Il fatto che la persona omosessuale debba, secondo il legislatore, ottenere una tutela specifica e specificamente volta a reprimere ogni condotta che (per esaltare le diversità) ne identifichi in sostanza una debolezza necessitante di tutela, non dovrebbe tradursi al contrario, in un meccanismo di imposizione di forme, manifestazioni anche pubbliche, regimi formativi di tipo scolastico ed educativo tali per cui, per tutti, assolutamente, deve valere (si ipotizza un esempio) l’insegnamento o la materia di studio che esalti il concetto di “genere” e di “identità” sessuale, per così “non fare sentire discriminato” chi (magari uno, due su un contesto di centinaia di persone) possa percepire un disagio da una diversità che è manifesta (e che in certi casi, addirittura, viene ostentata come tale dallo stesso soggetto che magari, un minuto dopo, si sente discriminato).

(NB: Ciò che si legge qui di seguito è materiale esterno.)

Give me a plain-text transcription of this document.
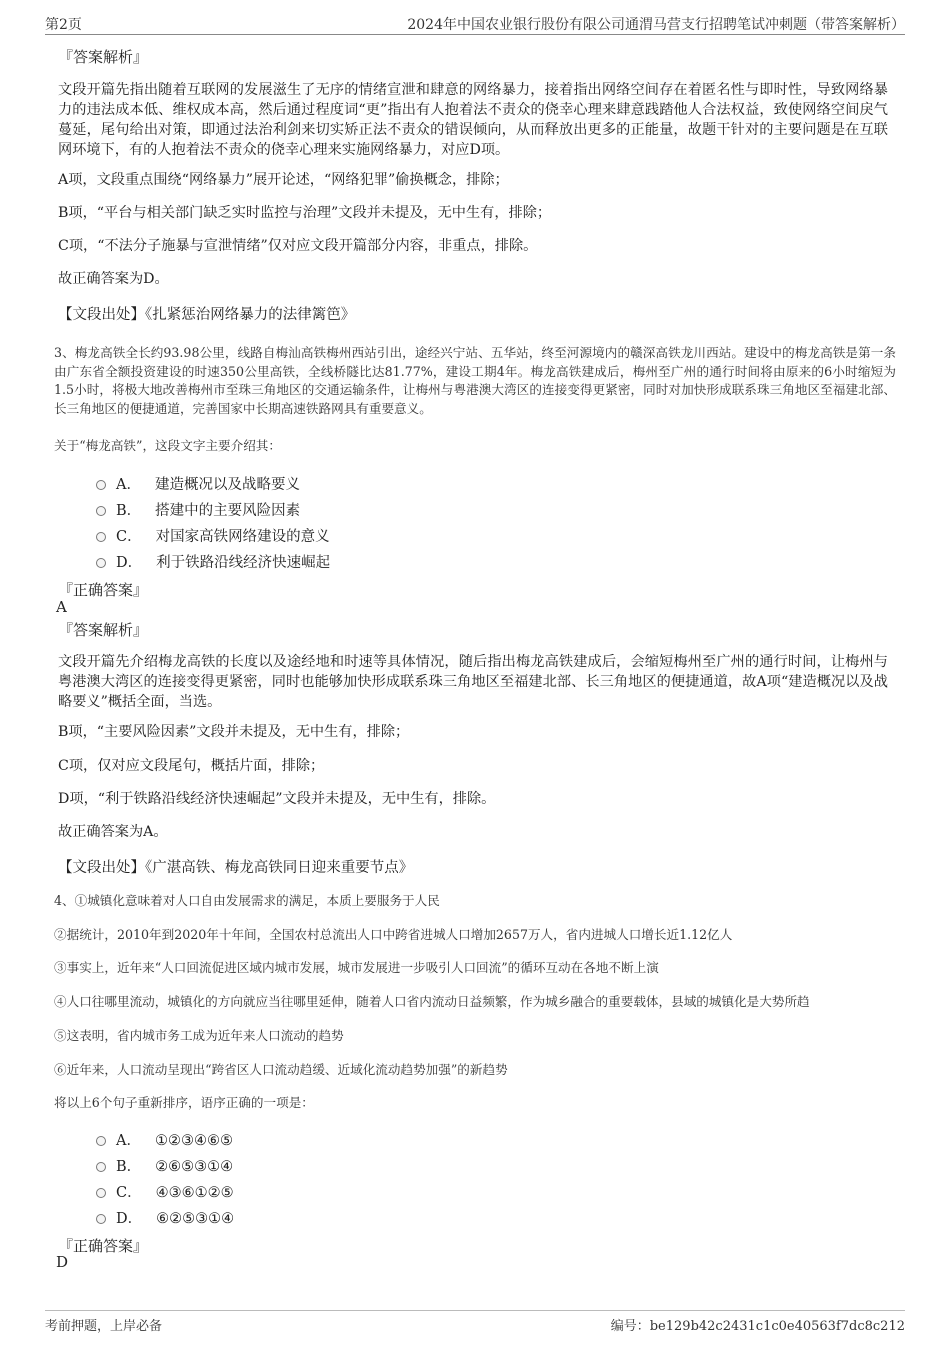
第2页	2024年中国农业银行股份有限公司通渭马营支行招聘笔试冲刺题（带答案解析）
『答案解析』
文段开篇先指出随着互联网的发展滋生了无序的情绪宣泄和肆意的网络暴力，接着指出网络空间存在着匿名性与即时性，导致网络暴力的违法成本低、维权成本高，然后通过程度词“更”指出有人抱着法不责众的侥幸心理来肆意践踏他人合法权益，致使网络空间戾气蔓延，尾句给出对策，即通过法治利剑来切实矫正法不责众的错误倾向，从而释放出更多的正能量，故题干针对的主要问题是在互联网环境下，有的人抱着法不责众的侥幸心理来实施网络暴力，对应D项。
A项，文段重点围绕“网络暴力”展开论述，“网络犯罪”偷换概念，排除；
B项，“平台与相关部门缺乏实时监控与治理”文段并未提及，无中生有，排除；
C项，“不法分子施暴与宣泄情绪”仅对应文段开篇部分内容，非重点，排除。
故正确答案为D。
【文段出处】《扎紧惩治网络暴力的法律篱笆》
3、梅龙高铁全长约93.98公里，线路自梅汕高铁梅州西站引出，途经兴宁站、五华站，终至河源境内的赣深高铁龙川西站。建设中的梅龙高铁是第一条由广东省全额投资建设的时速350公里高铁，全线桥隧比达81.77%，建设工期4年。梅龙高铁建成后，梅州至广州的通行时间将由原来的6小时缩短为1.5小时，将极大地改善梅州市至珠三角地区的交通运输条件，让梅州与粤港澳大湾区的连接变得更紧密，同时对加快形成联系珠三角地区至福建北部、长三角地区的便捷通道，完善国家中长期高速铁路网具有重要意义。
关于“梅龙高铁”，这段文字主要介绍其：
A． 建造概况以及战略要义
B． 搭建中的主要风险因素
C． 对国家高铁网络建设的意义
D． 利于铁路沿线经济快速崛起
『正确答案』
A
『答案解析』
文段开篇先介绍梅龙高铁的长度以及途经地和时速等具体情况，随后指出梅龙高铁建成后，会缩短梅州至广州的通行时间，让梅州与粤港澳大湾区的连接变得更紧密，同时也能够加快形成联系珠三角地区至福建北部、长三角地区的便捷通道，故A项“建造概况以及战略要义”概括全面，当选。
B项，“主要风险因素”文段并未提及，无中生有，排除；
C项，仅对应文段尾句，概括片面，排除；
D项，“利于铁路沿线经济快速崛起”文段并未提及，无中生有，排除。
故正确答案为A。
【文段出处】《广湛高铁、梅龙高铁同日迎来重要节点》
4、①城镇化意味着对人口自由发展需求的满足，本质上要服务于人民
②据统计，2010年到2020年十年间，全国农村总流出人口中跨省进城人口增加2657万人，省内进城人口增长近1.12亿人
③事实上，近年来“人口回流促进区域内城市发展，城市发展进一步吸引人口回流”的循环互动在各地不断上演
④人口往哪里流动，城镇化的方向就应当往哪里延伸，随着人口省内流动日益频繁，作为城乡融合的重要载体，县域的城镇化是大势所趋
⑤这表明，省内城市务工成为近年来人口流动的趋势
⑥近年来，人口流动呈现出“跨省区人口流动趋缓、近域化流动趋势加强”的新趋势
将以上6个句子重新排序，语序正确的一项是：
A． ①②③④⑥⑤
B． ②⑥⑤③①④
C． ④③⑥①②⑤
D． ⑥②⑤③①④
『正确答案』
D
考前押题，上岸必备	编号：be129b42c2431c1c0e40563f7dc8c212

In effetti, se da un lato si volesse cercare un “buon intento” del legislatore nel fare si ad ogni costo che le persone con tendenze omosessuali o altro vengano discriminate o peggio ancora, per via del proprio status, tuttavia, a contrario va anche affermato che l’ostentazione di sfilate o manifestazioni pubbliche (es. “gay pride“) talvolta, per certi eccessi ben visibili, può rischiare di apparire altrettanto violenta in senso opposto.

Gli accadimenti di Francia molto recenti, in cui persone venivano disperse, talvolta arrestate per il fatto di manifestare pacificamente contro le leggi del governo Hollande sui temi etici qui trattati, non costituiscono, forse, analogo fenomeno di discriminazione al contrario nei confronti di chi (forse la maggioranza) reputa di rimanere ancorato a concetti tradizionali e naturali di famiglia, matrimonio, filiazione ? Cosa sarebbe accaduto se fossero stati dispersi o rinchiusi attivisti omosessuali nel corso di un gay pride, volto a manifestare contro un progetto di legge teso ad esaltare la famiglia e la differenza uomo – donna nell’ambito della stessa ? Tutti si è uguali di fronte alla legge, o qualcuno è più uguale ?

Si lascia volutamente questa piccola provocazione, in quanto il timore è che un domani si possa pervenire alla situazione paradossale per cui saranno le famiglie a pretendere un’integrazione del testo di legge sulle discriminazioni, per invocare propria tutela da forme di  …  “famigliafobia“.